The vacant shop at 12 Seneca Road in Bloomfield where a cannabis retailer proposed opening a store. The town rejected the idea last month saying the site is too close to the town center.
After public blowback to a proposed cannabis store in the center of town, Bloomfield is taking a six-month timeout from considering new marijuana-related businesses.
“The goal of this is not to prevent retail sales in Bloomfield, it’s just to make sure we’re putting retail sales where we want them to be and that it fits in the character of the different districts in town,” according to Kevin Gough, a member of the Planning and Zoning Commission.
Commissioners unanimously passed a moratorium last week that keeps out any new applications for either marijuana cultivation or sales until November.
The idea is to give commissioners time to complete Bloomfield’s new long-term development plan and ensure that its zoning rules about cannabis businesses line up with it.
During the winter, Bloomfield businessman Mark Christie proposed opening a cannabis retail business at 12 Seneca Road, a high-profile commercial building in the town center. The property is just a third of a mile from the intersection of Route 178 and Route 189, and is just across the railroad tracks from the Brentwood Drive neighborhood and a day care center.
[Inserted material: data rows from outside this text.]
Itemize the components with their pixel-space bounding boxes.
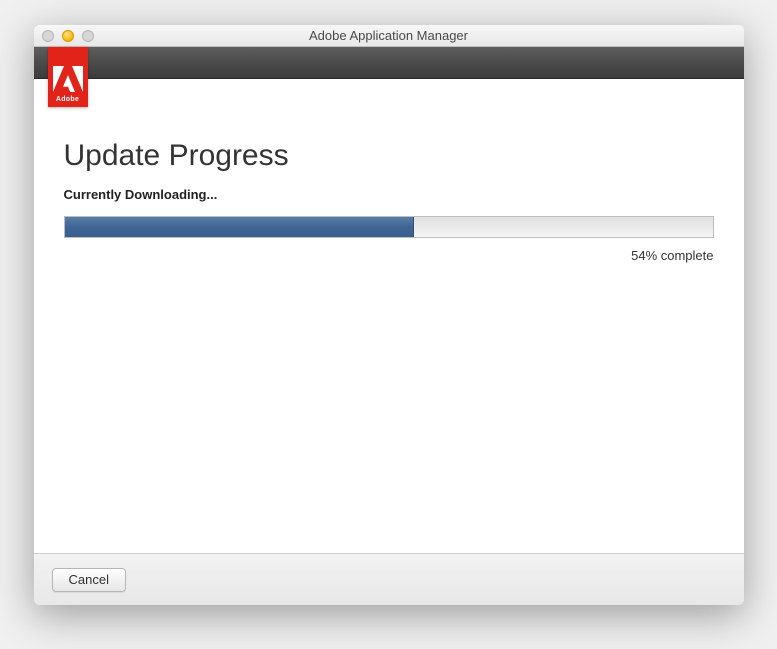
titlebar[interactable]: Adobe Application Manager: [34, 25, 744, 47]
status-label: Currently Downloading...: [64, 187, 714, 202]
progress-text: 54% complete: [64, 248, 714, 263]
close-icon[interactable]: [42, 30, 54, 42]
content-area: Update Progress Currently Downloading...…: [34, 79, 744, 553]
traffic-lights: [42, 30, 94, 42]
zoom-icon[interactable]: [82, 30, 94, 42]
window-title: Adobe Application Manager: [34, 28, 744, 43]
header-band: Adobe: [34, 47, 744, 79]
adobe-logo: Adobe: [48, 47, 88, 107]
footer: Cancel: [34, 553, 744, 605]
app-window: Adobe Application Manager Adobe Update P…: [34, 25, 744, 605]
minimize-icon[interactable]: [62, 30, 74, 42]
progress-fill: [65, 217, 415, 237]
adobe-logo-text: Adobe: [56, 96, 79, 103]
cancel-button[interactable]: Cancel: [52, 568, 126, 592]
page-title: Update Progress: [64, 139, 714, 173]
adobe-a-icon: [53, 64, 83, 94]
progress-bar: [64, 216, 714, 238]
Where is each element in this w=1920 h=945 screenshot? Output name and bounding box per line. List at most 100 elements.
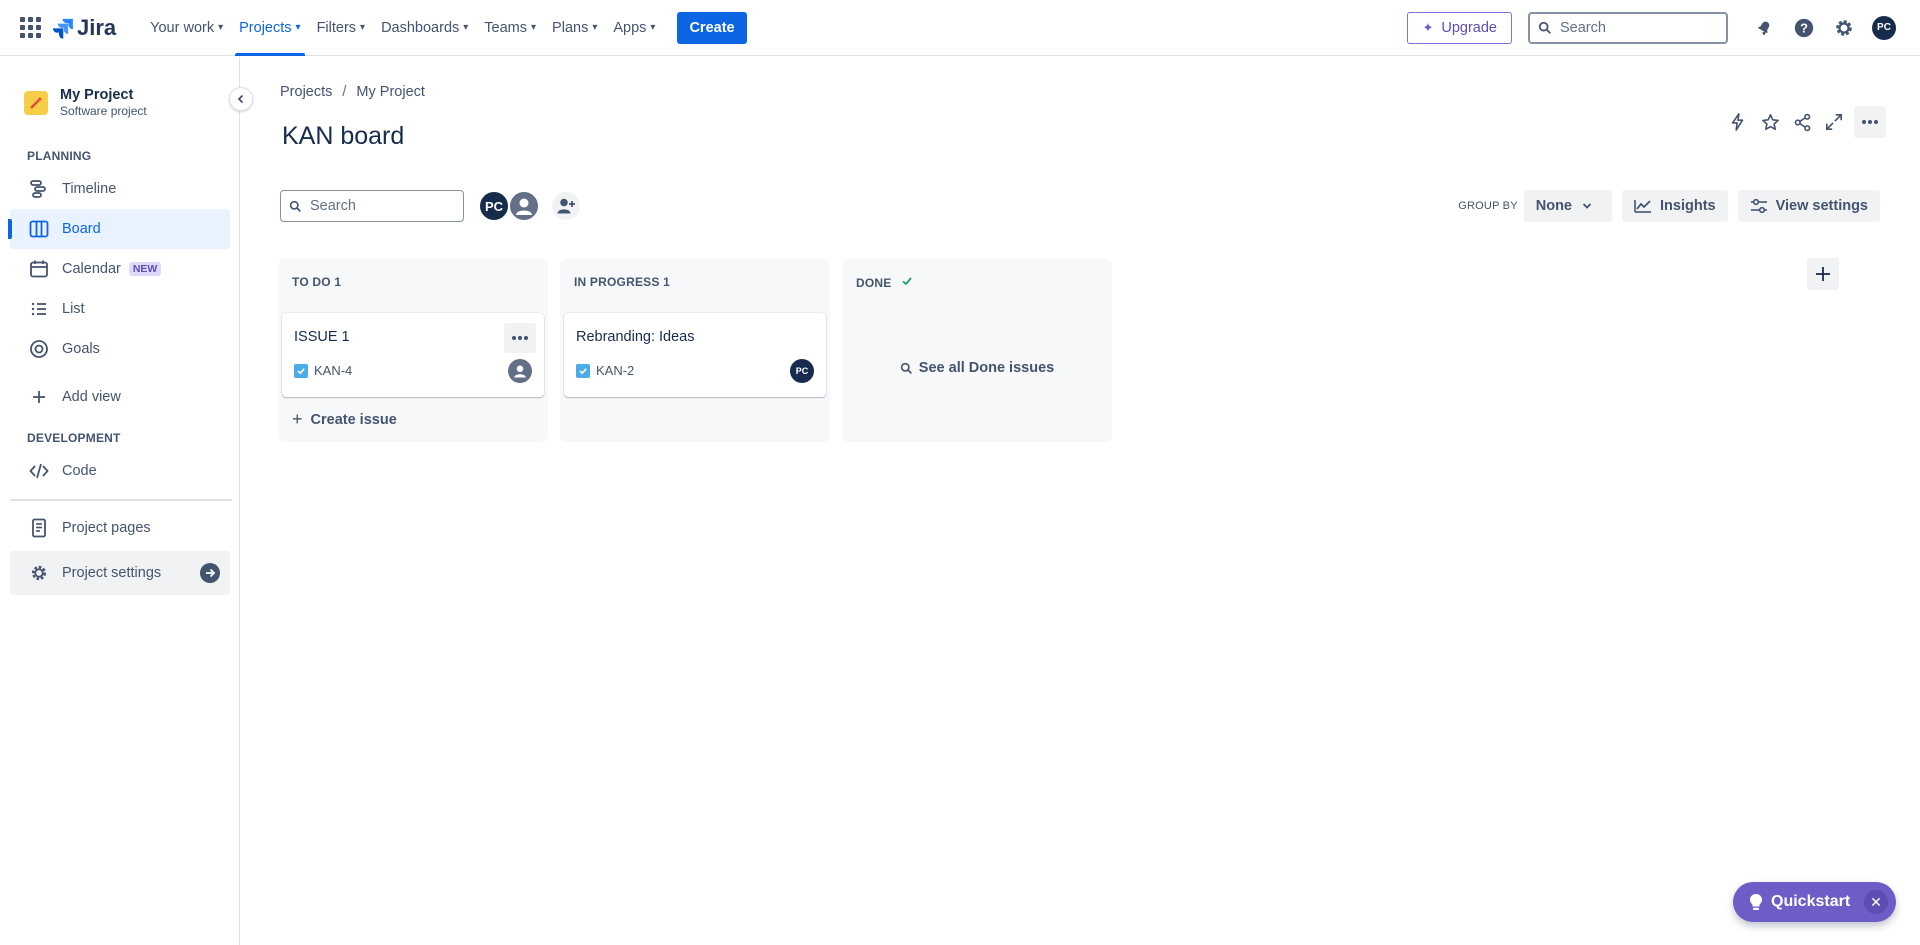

Nearby residents objected to having the 4,800-square-foot former beauty salon renovated into a marijuana shop. Commissioners acknowledged the opposition and rejected the plan, saying the location was wrong for that kind of business but advising Christie to consider looking elsewhere in town for a different site.
Commissioners had already been considering a moratorium on new cannabis cultivation centers, and the Seneca Road case led them to conclude that they also need to adjust regulations on marijuana retail outlets. Stopping new applications for the next half-year will allow time to tighten the regulations and to ensure they’re aligned with the new long-term town development plan, they said in passing the moratorium.
“I was part of the commission that prepared the original regulations. We all thought we did a good job, but when it came to the sales facility and having it in the center of town … that gave me great pause,” Commissioner Dwight Bolton Sr. said.
“I grew up in this town, I’m vested here, I’ve seen this town change in last 20, 25, 30 years,” Bolton told his colleagues. “It’s important to me that we get this right. This is a phenomenal town, it’s a special place. This is about protecting the essence, the history and the future of this town. I certainly believe the moratorium is essential.”
The state currently lists 26 cities and towns where operators have been authorized to sell recreational marijuana, with a license either purely for adult-use sales or as a hybrid that also permits medical marijuana sales. Of those, just six communities have two such businesses: Newington, Hartford, Meriden, Manchester, West Hartford and Danbury.
After Connecticut authorized marijuana sales in 2021, a number of towns from East Haven and Prospect to Glastonbury and Fairfield decided to ban marijuana retailing altogether. Many other communities put in moratoriums to give themselves time to consider the zoning implications, but such temporary bans are very rare now.
New Milford this winter renewed its 2-year-long moratorium, but it’s an exception: Nearly all Connecticut towns have either adopted marijuana zoning rules or announced that cannabis sales simply aren’t welcome.
Bloomfield commissioners gave no indication that they favor a long-term prohibition against marijuana stores, but some indicated they’d be hesitant to approve another cultivation center. Bloomfield has already approved two large, commercial marijuana-growing centers that will take up a total of about 20 acres.
“You need to have some limits on these things in terms of scale,” Gough said. “We probably have too many liquor stores in town, some people agree we have too many auto parts stores in one section of town.
“It’s not that auto parts stores are bad, but they crowd out other things,” Gough said. “Maybe two cultivation centers is enough and we don’t need to do any more. Maybe one retail sales place is correct.”